La majorité Printemps marseillais et l’opposition LR s’écharpent sur le budget
Six mois après la clôture de l’exercice 2021, l’heure du compte administratif a sonné. L’an passé, la Ville de Marseille a largement moins dépensé que prévu. On remarque en effet un écart significatif entre le niveau des investissements programmés – hors remboursements d’emprunts – soit 283 millions d’euros, et ceux réellement effectués, soit 189 millions d’euros. « Certains chantiers ont du subir des décalages, le Covid est un aléa indépendant de notre volonté, justifie l’adjoint aux finances, Joël Canicave, et de préciser que ce taux de réalisation ne nous satisfait pas ». Un propos partagé par Pierre Robin, élu d’opposition LR, qui se jette sur l’occasion, et passe au crible le compte administratif 2021 de la Ville de Marseille.
S’il reconnaît « des points positifs », Pierre Robin se montre effectivement très critique sur le taux de réalisation de la nouvelle municipalité – qui correspond en 2021 à la moyenne des dernières années Gaudin. « L’arbre du Covid ne doit pas cacher la forêt de vos tergiversations », lance-t-il. Pierre Robin revient également sur la hausse de la taxe foncière, entre « incompréhension » et « mécontentement ». L’élu d’opposition estime qu’en additionnant les marges de mutations et les excédents non consommés, « soit un total de 32 millions d’euros » dit-il, « il y avait largement de quoi compenser ces hausses (…) du coût de l’énergie notamment ». La nouvelle taxe foncière de Marseille sera pour la première fois prise en compte dans le compte administratif 2022.
Côté dette, la municipalité marseillaise annonce pour 2021 un allègement à hauteur de 49 millions d’euros, et souhaite poursuivre cette baisse en 2022. « C’est un défi important », estime Joël Canicave, mais au regard de l’inflation, et de l’augmentation constante du coût de l’énergie, « je ne vous cache pas que nous avons quelques inquiétudes (…) pour l’avenir ». D’autant que cette diminution de la dette est indirectement liée à une hausse de 50% des aides du Département en 2021 – ce que ne manque pas de souligner Pierre Robin. Dans le contexte actuel, « tant que le taux d’usure n’est pas revu par le gouvernement », poursuit Joël Canicave, les banques refuseront de prêter de l’argent aux collectivités territoriales à taux fixe.
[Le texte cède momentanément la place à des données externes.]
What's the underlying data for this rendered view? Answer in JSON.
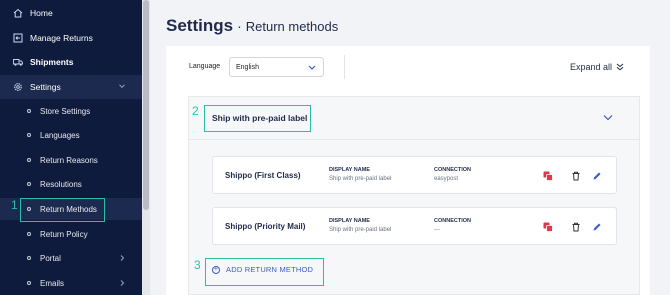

Par rapport au budget primitif, la mairie annonce des dépenses supplémentaires : 23 millions d’euros. Un surplus principalement causé par la hausse du coût de l’énergie, assure Joël Canicave. Et au regard de l’inflation actuelle, l’adjoint aux finances prévient que des frais supplémentaires pourraient encore saler la note municipale avant la fin de l’année.
Villa Valmer : malgré les menaces du promoteur, la mairie de Marseille vote la rupture du bail
La Villa Valmer ne deviendra pas un hôtel de luxe. La ville de Marseille acte la résiliation pour faute du bail emphytéotique administratif signé sur le tard par la municipalité Gaudin avec la SAS Valmer. Malgré l’abstention RN, et le vote contre du groupe LR, le rapport est adopté. En juin 2021, Benoît Payan lançait la procédure contradictoire après que la SCI Fimo – la société de Pierre Mozziconacci – a détruit sans autorisation les terrasses arrières de l’édifice, et endommagé une parties des espaces verts. De son côté, le promoteur ne compte pas en rester là. Selon nos confrères de Marsactu, il pourrait réclamer un dédommagement de 45 millions d’euros… à moins que le mairie ne réussisse à défendre l’existence d’une faute grave. « Pas du tout inquiète » sur ce point, l’adjointe marseillaise à l’urbanisme Mathilde Chaboche entend récupérer les clés de la villa « d’ici quelques semaines ou quelques mois », et compte « réfléchir à un meilleur avenir pour ce site historique » du XIXe siècle.